Speaking of respect, when Ron is told by hatchet men Ben and the increasingly weird Chris that Leslie needs to be laid off, his shit-eating grin goes away and he defends her as passionately as he would any breakfast meat, and not just because she does 95 percent of his job. Not even being the locomotive in Chris’s massage train relaxes him enough to let that injustice stand — getting rid of government workers just got a little too real. Meanwhile, Ben is made to do Chris’s dirty work and stop the ad hoc Freddy Spaghetti concert, which is moot, as Freddy Spaghetti has already booked another show at an Eagleton library, to Tom’s disgust. But every creepy kids’ singer has a price, and that includes Raffi knockoffs with pasta-related fetishes, and whatever that price is, Ben matches it, saving the day and mercifully spoiling Leslie’s debut as Renata Ricotta. It would have been great to see Andy do kid-friendly versions of Mouse Rat tunes — “Pickle Hair” had promise — but he had to go and crash his brand-new crotch rocket and break his arm.
The Andy and April stuff played out as it should have: He copped to having romantical feelings toward her, she reciprocated but said she couldn’t see him as long as he still had feelings for Ann. Which it seemed he may have when Ann kissed him in the hospital, until he and April kissed a few minutes later — their very real fumbling, plus Andy’s stunned, muffled gasp … this show just does the little things better than other shows do.
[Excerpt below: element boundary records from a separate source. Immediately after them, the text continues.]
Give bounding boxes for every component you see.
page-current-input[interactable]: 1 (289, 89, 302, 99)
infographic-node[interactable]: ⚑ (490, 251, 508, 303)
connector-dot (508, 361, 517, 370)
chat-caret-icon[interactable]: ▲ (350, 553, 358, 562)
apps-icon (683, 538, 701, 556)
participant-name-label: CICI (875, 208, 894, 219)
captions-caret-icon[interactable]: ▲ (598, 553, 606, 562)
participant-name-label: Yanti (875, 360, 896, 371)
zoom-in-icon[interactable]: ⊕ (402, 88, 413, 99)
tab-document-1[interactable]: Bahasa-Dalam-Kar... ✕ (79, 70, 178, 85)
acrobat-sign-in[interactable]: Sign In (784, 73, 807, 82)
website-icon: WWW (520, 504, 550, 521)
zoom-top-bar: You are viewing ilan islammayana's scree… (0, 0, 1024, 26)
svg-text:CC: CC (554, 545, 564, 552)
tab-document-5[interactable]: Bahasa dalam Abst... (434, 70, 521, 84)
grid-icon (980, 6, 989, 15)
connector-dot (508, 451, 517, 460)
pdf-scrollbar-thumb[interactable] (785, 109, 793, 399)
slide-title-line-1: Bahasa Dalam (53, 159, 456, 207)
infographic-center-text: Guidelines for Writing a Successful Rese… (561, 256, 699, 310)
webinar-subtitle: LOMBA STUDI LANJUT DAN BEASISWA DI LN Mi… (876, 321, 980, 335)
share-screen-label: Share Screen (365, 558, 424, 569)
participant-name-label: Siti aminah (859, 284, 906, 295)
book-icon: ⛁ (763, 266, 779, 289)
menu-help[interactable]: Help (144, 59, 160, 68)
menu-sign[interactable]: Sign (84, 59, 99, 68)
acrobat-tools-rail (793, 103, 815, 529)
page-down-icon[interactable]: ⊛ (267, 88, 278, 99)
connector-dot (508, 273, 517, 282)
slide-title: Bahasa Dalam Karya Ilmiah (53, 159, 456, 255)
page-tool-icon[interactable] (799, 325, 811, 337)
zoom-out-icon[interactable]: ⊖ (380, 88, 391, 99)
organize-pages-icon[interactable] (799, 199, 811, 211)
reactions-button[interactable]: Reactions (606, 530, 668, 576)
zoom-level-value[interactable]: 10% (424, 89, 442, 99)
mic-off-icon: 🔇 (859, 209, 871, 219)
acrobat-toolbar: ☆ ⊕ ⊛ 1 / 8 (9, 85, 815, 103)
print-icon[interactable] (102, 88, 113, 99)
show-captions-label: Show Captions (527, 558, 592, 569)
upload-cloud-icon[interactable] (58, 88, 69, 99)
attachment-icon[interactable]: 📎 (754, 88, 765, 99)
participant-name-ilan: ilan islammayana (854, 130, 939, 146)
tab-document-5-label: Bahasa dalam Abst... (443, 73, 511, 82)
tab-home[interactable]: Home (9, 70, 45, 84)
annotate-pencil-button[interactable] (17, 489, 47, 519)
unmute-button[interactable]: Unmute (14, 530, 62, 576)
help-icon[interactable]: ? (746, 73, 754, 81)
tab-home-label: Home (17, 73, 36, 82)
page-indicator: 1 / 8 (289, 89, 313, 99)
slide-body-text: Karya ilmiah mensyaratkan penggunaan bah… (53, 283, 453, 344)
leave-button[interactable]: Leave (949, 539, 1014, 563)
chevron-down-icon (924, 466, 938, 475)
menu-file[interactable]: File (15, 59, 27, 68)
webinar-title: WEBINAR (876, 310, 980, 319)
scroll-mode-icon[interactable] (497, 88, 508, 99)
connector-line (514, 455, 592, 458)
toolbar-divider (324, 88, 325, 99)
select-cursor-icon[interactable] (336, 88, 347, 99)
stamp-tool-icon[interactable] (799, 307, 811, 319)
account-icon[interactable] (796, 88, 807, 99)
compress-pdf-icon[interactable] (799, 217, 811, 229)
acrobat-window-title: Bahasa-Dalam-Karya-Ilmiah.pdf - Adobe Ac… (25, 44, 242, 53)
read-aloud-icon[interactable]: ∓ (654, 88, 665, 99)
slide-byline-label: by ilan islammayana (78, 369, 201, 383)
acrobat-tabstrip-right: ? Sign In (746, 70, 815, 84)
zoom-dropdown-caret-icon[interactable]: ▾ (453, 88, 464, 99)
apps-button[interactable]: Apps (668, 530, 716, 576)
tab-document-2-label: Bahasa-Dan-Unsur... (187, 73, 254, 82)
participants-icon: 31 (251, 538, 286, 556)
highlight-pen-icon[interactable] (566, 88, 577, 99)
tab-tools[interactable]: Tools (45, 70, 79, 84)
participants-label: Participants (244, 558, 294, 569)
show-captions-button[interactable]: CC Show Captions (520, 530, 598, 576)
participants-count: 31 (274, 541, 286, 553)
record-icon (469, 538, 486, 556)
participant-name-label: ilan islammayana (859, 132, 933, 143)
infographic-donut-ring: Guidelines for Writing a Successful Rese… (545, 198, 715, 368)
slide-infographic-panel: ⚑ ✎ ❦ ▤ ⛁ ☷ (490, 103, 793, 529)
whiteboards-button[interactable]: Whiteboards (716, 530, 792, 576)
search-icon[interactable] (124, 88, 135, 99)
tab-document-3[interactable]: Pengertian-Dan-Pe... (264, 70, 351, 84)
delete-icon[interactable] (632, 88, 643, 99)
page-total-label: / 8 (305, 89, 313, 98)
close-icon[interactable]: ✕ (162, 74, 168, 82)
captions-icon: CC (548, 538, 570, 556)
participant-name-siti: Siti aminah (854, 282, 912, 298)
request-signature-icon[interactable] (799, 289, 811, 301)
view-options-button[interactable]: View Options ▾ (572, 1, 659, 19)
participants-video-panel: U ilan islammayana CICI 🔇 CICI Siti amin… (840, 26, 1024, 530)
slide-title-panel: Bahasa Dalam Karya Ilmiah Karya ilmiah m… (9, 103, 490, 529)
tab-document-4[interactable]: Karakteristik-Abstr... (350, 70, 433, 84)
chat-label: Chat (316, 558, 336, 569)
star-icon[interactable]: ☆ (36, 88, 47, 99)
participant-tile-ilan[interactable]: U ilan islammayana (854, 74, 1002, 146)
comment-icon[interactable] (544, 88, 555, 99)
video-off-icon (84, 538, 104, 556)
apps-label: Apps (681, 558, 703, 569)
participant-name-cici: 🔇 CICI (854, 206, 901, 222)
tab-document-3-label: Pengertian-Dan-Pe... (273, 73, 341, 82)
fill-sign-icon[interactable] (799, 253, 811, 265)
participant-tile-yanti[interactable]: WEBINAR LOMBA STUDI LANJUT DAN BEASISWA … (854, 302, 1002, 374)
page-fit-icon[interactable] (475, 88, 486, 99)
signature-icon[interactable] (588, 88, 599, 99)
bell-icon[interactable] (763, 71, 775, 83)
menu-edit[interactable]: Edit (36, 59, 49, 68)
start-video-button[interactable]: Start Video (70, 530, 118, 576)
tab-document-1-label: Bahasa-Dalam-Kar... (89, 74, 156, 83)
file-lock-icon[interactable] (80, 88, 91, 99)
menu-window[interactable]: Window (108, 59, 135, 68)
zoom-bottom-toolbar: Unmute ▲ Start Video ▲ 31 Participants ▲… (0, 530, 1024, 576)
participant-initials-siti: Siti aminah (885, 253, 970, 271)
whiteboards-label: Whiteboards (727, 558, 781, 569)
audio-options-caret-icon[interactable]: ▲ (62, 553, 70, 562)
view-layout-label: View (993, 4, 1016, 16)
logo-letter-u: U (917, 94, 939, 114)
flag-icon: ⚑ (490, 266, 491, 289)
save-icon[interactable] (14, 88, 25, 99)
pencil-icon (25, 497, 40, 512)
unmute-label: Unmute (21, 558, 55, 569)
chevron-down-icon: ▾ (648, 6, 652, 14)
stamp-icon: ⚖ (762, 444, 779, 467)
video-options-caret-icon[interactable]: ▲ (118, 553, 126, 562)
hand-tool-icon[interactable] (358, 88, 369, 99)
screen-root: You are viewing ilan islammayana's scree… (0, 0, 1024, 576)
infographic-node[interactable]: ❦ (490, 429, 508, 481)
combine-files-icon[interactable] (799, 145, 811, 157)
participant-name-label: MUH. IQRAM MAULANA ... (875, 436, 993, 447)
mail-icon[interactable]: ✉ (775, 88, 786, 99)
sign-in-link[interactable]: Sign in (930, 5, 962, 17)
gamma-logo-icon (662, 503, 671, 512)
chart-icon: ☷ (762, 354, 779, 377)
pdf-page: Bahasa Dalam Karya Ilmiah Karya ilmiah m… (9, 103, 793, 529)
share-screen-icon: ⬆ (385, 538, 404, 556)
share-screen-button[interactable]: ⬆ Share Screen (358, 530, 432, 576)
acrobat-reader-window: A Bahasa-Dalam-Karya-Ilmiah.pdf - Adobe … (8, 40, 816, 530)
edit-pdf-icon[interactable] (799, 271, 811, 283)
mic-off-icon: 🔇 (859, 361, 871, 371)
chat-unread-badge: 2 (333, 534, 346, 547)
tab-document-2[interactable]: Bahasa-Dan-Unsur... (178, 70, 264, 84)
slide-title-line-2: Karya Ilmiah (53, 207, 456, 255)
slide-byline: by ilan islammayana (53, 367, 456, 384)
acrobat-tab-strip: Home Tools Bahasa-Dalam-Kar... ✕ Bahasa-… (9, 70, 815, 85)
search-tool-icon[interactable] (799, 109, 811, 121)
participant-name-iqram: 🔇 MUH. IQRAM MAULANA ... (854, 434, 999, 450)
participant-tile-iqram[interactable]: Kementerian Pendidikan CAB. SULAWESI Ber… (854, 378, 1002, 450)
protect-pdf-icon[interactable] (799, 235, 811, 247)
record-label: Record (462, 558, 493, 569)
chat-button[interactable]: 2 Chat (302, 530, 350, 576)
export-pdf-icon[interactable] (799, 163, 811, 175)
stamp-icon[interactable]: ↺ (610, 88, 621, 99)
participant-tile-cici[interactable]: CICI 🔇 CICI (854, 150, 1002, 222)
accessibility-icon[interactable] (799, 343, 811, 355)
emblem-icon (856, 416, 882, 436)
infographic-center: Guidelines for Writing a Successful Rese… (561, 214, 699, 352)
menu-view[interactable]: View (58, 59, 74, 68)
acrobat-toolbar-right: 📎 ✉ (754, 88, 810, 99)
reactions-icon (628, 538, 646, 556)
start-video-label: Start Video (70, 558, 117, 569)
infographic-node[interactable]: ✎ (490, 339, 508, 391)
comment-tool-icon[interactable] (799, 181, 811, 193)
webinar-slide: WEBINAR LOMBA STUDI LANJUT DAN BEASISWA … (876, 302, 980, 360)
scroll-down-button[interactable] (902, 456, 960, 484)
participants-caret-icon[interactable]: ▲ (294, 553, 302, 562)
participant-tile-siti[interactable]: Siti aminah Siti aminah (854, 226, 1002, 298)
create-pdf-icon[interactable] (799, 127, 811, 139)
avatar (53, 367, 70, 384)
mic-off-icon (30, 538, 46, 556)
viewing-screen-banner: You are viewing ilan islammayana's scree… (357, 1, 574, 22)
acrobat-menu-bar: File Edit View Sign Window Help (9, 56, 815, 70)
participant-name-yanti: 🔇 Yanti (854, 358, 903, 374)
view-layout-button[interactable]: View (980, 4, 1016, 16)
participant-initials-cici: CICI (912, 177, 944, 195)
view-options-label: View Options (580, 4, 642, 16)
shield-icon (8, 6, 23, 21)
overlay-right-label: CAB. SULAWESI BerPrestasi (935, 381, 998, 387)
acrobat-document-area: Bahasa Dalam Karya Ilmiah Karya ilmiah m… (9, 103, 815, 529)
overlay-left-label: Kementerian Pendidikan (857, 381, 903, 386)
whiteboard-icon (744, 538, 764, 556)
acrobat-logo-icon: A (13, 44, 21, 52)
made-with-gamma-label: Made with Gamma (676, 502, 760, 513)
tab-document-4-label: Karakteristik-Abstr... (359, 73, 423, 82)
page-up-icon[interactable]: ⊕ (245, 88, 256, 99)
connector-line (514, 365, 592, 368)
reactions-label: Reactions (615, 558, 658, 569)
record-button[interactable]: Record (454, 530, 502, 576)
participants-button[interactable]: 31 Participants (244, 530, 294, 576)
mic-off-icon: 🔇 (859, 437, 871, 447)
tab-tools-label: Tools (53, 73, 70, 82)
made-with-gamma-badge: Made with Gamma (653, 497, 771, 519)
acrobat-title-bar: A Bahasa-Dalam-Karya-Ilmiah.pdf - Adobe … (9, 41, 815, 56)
That he immediately botches it by coming clean about Ann’s kiss isn’t just sitcom high jinks, it’s perfectly in line with his character. He’s being honest because he knows the difference between those two moments, so how can telling the truth be wrong? Just when you thought his simpleton shtick was maybe starting to verge on the cartoonish.
In true season-finale tradition, there’s even a cliffhanger. Cleaning out his office with Lucy, who’s pretty quickly attained new-girlfriend nomenclature on account of all the sex stuff, Tom sees Ron in his Tiger Woods getup, which can only mean he just got laid. Seconds later, Ron kisses Wendy, and in a split second, the show’s most beloved character takes a proper heel turn. Can’t wait to see how this turns out … Rather, can’t wait to see when this turns out. Until then, we end with some situationally appropriate words of wisdom from Parks and Recreation’s resident Yogi Berra, Andy Dwyer: “There’s an old saying in show business: The show must go wrong. Everything always goes wrong and you just have to deal with it.”
Kona Gallagher at TV Squad noticed the symmetry between last year’s season-ending scene with Leslie and Mark and tonight’s.
Leonard Price at AV Club praised the show’s ability to juggle many subplots at once without dropping a thing.